En ese escenario, el alivio en la evolución de las cuentas externas de los países exportadores de commodities: de petróleo y sus derivados, no sería en nada despreciable tanto en las balanzas de cuenta corriente y de pagos como, por supuesto, en sus ingresos fiscales. De otra parte, el comportamiento del tipo de cambio detendría la tendencia a la devaluación de sus monedas y seguramente bajaría el precio de la divisa norteamericana.

Me dirán que lo anterior es pensar con el deseo. Es posible. Sin embargo, si se tomarán algunas medidas adicionales que significarán una disminución de la oferta mundial, por pequeña que fuera, el determinante papel que ha cumplido Arabia Saudita en la actual coyuntura de precios y de crisis, también lo convertirá en el actor principal en la recuperación.
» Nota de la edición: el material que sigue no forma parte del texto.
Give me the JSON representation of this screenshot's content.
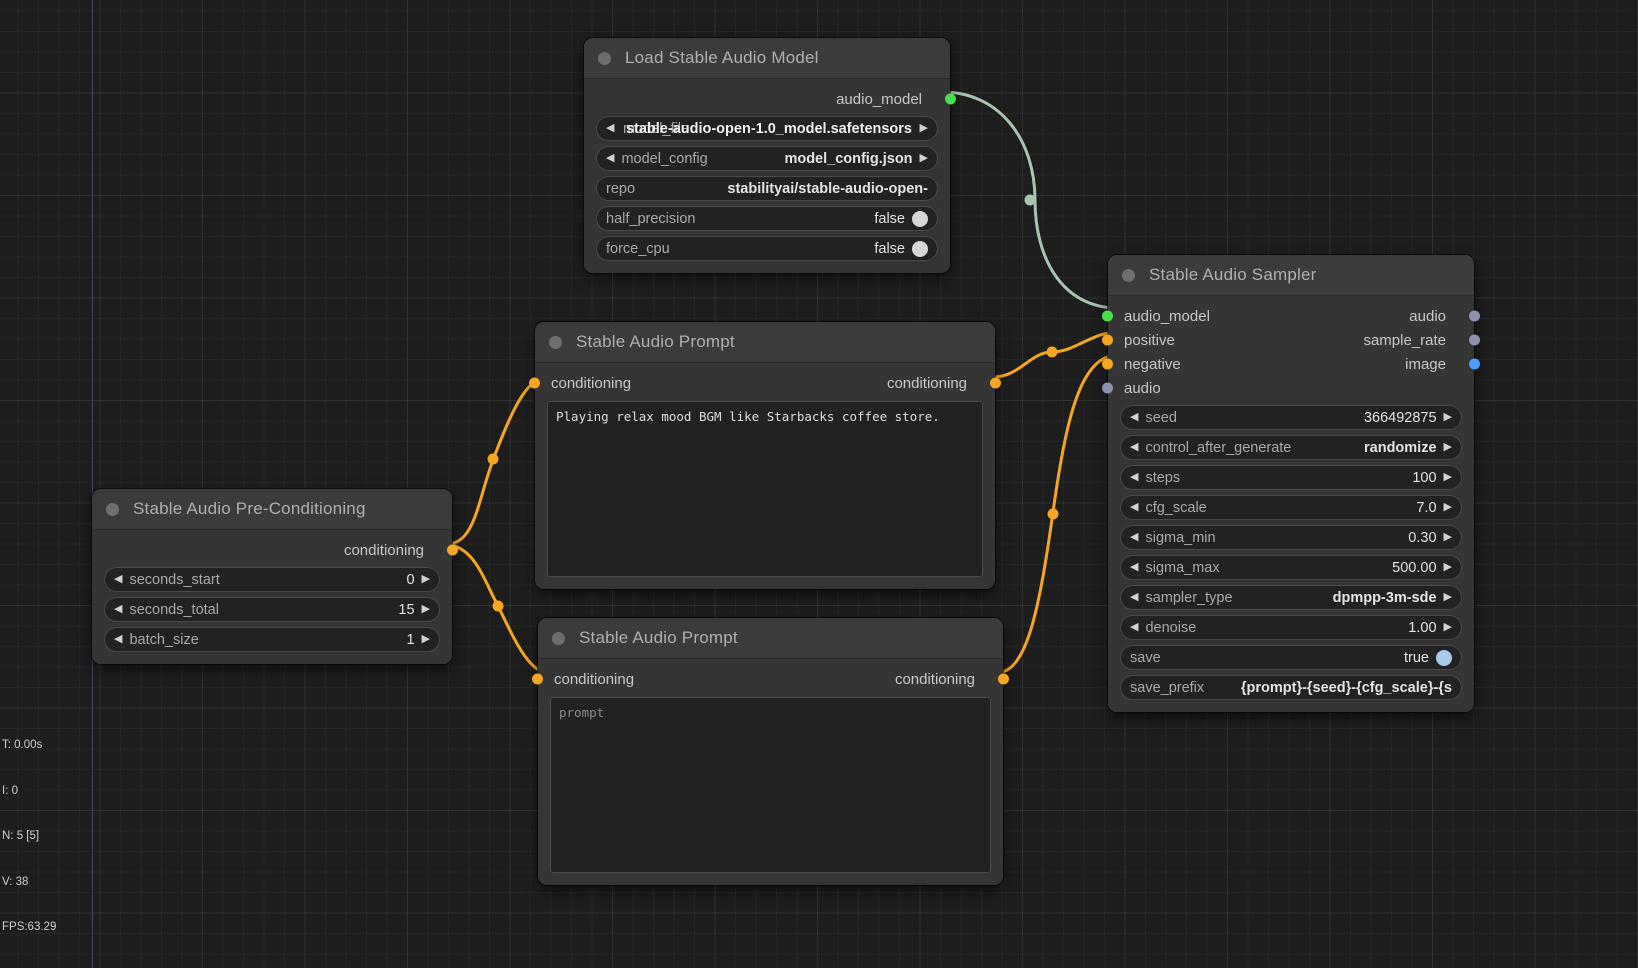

Para los agentes económicos y los empresarios se produciría un punto de quiebre en sus expectativas, que en la actualidad se encuentran tal vez en el punto más bajo del pesimismo, y los gobiernos tendrían un alivio frente al cumplimiento de sus, a juicio de algunos, infladas proyecciones de crecimiento.

Si la reforma tributaria se presenta para su aprobación en el segundo semestre del 2016, y de cumplirse lo manifestado, la línea base para el cálculo de los aumentos o disminuciones en la tributación sería diferente. Muy seguramente, la necesidad de aumento en el IVA sería, a su vez, menor que la proyectada por la disminución del déficit en la cuenta corriente y el aumento en los ingresos fiscales. Lo que sí continuará siendo cierto es que disminuirán los impuestos a las empresas (simplemente corregir la grave equivocación de la última reforma tributaria), las clases medias tributarán más, disminuirán las exenciones (ojalá en todo, menos en la canasta básica), las entidades sin ánimo de lucro tendrán que demostrar que su postulado es cierto y los dividendos improductivos serán gravados.

Sin embargo, Anif habla de todo menos de su sector y las absurdas utilidades del sector financiero. ¿Hasta cuándo? La Dian, de otra parte, y por fortuna, le pone la lupa a la evasión de impuestos utilizando los paraísos fiscales. Su control es lo único que une en el marco de la Ocde a países desarrollados y en desarrollo.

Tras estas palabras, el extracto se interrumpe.